Multiple gun control measures have been scheduled to receive public hearings early next week. Don’t let these measures pass through committee without letting your lawmakers hear your opposition. Please contact committee members by clicking both “Take Action” buttons below.
House Bills 1298 and 1299 are scheduled to be heard in the Senate State, Veterans, and Military Affairs Committee on Tuesday, May 25. Please contact committee members and urge them to OPPOSE House Bill 1298 and House Bill 1299.
House Bill 1298 allows for the indefinite delay of firearm transfers. Current state law allows licensed firearm dealers to proceed with firearm transfers if the Colorado Bureau of Investigation does not make a determination within three days for what is supposed to be an instant background check done by computers. It is also what federal law considers appropriate for firearm dealers in other states that use the federal NICS background check system. Without this “safety valve,” mismanagement or deliberate meddling by bureaucrats with the background check system can result in access to Second Amendment rights being unjustly delayed or denied.

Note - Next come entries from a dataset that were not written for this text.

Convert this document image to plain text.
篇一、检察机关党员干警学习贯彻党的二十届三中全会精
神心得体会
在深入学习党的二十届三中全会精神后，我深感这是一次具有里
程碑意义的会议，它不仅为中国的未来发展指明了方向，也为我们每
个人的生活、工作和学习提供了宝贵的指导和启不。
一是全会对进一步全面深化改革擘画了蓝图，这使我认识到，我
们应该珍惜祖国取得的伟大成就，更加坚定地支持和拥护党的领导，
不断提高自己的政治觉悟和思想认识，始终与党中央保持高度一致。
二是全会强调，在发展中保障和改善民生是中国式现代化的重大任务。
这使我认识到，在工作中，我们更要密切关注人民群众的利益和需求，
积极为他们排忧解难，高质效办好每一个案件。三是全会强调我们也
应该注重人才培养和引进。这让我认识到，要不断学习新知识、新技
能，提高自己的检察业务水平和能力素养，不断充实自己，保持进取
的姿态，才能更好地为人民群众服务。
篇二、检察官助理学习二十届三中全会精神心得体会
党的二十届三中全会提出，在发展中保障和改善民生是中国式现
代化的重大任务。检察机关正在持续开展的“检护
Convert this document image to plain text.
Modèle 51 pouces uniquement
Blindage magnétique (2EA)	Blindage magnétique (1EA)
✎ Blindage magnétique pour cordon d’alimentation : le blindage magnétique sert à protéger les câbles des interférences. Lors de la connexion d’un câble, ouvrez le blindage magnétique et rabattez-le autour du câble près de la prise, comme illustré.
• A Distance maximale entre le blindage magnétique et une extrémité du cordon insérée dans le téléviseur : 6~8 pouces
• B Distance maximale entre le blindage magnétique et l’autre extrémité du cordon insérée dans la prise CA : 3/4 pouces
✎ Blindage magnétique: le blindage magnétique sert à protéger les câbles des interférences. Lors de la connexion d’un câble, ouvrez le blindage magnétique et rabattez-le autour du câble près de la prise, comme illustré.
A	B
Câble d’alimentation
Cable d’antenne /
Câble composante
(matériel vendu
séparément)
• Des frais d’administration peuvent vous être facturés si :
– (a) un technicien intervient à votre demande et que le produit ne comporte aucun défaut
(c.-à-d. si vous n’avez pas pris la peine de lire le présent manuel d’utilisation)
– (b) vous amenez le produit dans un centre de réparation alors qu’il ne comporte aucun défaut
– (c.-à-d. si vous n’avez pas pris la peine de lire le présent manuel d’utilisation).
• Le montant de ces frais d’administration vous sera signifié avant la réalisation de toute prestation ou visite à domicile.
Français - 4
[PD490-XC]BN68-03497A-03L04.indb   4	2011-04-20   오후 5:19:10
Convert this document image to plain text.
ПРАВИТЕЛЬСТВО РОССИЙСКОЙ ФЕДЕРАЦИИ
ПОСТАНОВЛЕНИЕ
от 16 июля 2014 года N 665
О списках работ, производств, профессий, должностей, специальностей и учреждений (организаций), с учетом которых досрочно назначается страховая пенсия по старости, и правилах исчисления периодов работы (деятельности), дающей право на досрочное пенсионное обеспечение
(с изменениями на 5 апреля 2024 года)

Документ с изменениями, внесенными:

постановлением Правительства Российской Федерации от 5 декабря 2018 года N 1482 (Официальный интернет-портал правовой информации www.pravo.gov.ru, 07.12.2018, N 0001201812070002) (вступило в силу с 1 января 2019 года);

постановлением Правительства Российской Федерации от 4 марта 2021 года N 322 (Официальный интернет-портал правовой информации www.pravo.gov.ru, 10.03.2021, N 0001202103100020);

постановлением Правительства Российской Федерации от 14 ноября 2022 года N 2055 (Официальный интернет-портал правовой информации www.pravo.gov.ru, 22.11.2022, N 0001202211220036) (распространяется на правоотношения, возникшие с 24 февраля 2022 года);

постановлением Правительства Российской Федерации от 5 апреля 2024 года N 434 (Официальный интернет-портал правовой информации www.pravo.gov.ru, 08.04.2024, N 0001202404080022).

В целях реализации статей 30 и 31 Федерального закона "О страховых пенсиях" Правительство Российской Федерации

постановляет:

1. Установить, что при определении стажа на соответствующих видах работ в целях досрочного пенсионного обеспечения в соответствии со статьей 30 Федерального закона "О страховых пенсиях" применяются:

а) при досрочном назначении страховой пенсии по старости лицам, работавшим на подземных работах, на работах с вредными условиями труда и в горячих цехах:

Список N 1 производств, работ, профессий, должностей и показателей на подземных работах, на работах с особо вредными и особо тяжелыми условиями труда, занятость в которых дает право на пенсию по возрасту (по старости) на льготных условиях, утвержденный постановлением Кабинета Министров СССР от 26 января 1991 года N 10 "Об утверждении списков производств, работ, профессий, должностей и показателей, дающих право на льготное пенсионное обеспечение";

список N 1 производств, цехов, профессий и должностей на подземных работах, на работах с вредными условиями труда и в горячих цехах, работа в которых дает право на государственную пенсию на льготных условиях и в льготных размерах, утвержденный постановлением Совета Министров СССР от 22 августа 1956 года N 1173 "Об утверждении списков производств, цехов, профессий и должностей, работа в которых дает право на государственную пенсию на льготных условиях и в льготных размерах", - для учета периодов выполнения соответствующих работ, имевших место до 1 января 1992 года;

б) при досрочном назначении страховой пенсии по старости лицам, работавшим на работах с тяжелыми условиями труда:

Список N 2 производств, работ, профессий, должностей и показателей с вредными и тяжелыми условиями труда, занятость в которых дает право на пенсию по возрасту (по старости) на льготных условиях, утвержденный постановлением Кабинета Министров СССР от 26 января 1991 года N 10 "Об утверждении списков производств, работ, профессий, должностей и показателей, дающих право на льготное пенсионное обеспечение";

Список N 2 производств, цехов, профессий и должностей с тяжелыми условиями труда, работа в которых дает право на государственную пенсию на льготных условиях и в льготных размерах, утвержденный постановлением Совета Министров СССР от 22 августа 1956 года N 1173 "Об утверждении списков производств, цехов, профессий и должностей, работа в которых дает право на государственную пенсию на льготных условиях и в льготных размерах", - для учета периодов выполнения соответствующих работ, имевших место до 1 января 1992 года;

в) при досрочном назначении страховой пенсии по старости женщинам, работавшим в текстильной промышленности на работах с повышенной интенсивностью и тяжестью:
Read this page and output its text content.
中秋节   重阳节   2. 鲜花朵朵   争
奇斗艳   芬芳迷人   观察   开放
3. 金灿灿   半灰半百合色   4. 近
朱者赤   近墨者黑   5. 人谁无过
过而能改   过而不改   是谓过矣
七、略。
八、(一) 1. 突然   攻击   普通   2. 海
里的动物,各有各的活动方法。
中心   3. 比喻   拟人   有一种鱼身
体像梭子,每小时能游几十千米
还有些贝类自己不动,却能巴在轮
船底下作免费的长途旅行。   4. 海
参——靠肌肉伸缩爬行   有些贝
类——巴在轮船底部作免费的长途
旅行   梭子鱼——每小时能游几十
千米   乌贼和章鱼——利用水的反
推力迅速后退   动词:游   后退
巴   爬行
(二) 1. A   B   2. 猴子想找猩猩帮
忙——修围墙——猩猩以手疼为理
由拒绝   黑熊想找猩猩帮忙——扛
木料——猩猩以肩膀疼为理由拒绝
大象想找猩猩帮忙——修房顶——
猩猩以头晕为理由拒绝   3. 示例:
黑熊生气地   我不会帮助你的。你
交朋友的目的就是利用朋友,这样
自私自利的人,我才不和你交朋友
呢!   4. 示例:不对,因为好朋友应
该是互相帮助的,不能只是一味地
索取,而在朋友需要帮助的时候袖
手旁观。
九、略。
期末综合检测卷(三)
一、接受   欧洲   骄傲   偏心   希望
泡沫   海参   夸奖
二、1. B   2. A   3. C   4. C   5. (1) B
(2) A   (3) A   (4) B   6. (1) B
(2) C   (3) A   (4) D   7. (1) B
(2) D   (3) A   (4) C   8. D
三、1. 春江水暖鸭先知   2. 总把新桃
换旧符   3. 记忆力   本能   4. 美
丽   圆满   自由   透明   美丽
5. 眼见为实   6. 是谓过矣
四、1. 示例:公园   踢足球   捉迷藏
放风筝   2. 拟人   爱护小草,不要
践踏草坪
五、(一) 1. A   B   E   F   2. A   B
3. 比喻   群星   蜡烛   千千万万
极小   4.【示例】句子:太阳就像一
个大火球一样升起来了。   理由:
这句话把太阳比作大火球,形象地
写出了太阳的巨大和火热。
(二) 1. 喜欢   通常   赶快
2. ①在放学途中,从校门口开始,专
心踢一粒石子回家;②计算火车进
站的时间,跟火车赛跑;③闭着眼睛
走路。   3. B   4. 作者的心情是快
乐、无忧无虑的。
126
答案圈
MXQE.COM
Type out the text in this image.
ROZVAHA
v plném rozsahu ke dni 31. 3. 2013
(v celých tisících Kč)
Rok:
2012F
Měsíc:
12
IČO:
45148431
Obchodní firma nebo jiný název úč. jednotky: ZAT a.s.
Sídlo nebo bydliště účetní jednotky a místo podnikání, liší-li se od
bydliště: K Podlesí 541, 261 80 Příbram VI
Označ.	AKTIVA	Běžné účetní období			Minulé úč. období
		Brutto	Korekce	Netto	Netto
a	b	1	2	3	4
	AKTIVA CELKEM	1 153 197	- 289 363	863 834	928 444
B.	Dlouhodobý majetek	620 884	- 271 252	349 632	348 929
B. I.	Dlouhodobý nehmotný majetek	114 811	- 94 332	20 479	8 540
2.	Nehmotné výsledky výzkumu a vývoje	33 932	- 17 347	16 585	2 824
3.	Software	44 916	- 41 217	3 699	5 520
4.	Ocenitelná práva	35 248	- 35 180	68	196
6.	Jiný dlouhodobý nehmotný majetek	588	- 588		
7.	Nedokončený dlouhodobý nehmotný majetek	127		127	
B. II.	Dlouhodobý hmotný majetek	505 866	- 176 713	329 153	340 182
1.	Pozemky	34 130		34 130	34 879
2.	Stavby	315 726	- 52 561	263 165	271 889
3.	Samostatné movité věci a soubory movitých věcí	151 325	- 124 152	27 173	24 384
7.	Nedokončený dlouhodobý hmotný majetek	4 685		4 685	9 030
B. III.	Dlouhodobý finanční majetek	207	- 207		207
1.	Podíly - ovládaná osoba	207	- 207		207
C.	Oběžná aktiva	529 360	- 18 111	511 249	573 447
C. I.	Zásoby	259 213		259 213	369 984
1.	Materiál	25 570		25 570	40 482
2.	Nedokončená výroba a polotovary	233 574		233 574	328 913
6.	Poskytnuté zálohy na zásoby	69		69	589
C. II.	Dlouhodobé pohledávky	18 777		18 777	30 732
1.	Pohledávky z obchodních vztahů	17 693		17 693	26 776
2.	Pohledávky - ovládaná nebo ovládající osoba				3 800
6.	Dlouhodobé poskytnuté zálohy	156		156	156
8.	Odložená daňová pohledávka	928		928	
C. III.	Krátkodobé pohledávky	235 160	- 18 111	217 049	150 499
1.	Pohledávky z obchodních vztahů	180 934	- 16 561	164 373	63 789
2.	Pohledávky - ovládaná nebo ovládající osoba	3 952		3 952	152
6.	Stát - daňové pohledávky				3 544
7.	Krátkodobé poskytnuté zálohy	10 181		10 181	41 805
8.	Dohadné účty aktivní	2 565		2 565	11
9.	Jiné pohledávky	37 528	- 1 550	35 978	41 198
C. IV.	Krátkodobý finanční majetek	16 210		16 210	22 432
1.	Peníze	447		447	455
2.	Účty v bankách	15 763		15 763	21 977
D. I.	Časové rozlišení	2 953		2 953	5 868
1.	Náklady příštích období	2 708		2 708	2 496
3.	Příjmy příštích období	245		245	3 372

In addition, HB 1298 goes beyond federal law, by expanding the criteria by which individuals lose their Second Amendment rights without due process.
House Bill 1299 uses taxpayer dollars to create a so-called “Office of Gun Violence Prevention” to generate propaganda promoting the erosion of Second Amendment rights. While NRA does not oppose objective research into the root causes of violence, and violence prevention is a laudable goal, biased “research” focusing solely on firearms is often used to generate propaganda pushing for more gun control. This office is also to publicize the procedures for obtaining “red flag” orders to take away Second Amendment rights without due process, and is apparently not to make recommendations holding criminals accountable for their actions, as their efforts must be “without contributing to mass incarceration.”
Senate Bill 256 is scheduled to be considered in the House State, Civic, Military and Veterans Affairs Committee on Monday, May 24. Please contact committee members and urge them to OPPOSE Senate Bill 256.
Senate Bill 256 repeals Colorado’s preemption law that prevents localities from passing their own gun control. This law has ensured that all law-abiding Coloradoans have the same rights regardless of where they reside, and has also ensured that adults licensed to carry a handgun for self-defense are not prevented from doing so just because they seek a higher education. Without it, there will be a confusing patchwork of laws that are difficult to know and obey, and an expansion of arbitrary boundaries where law-abiding citizens are left defenseless.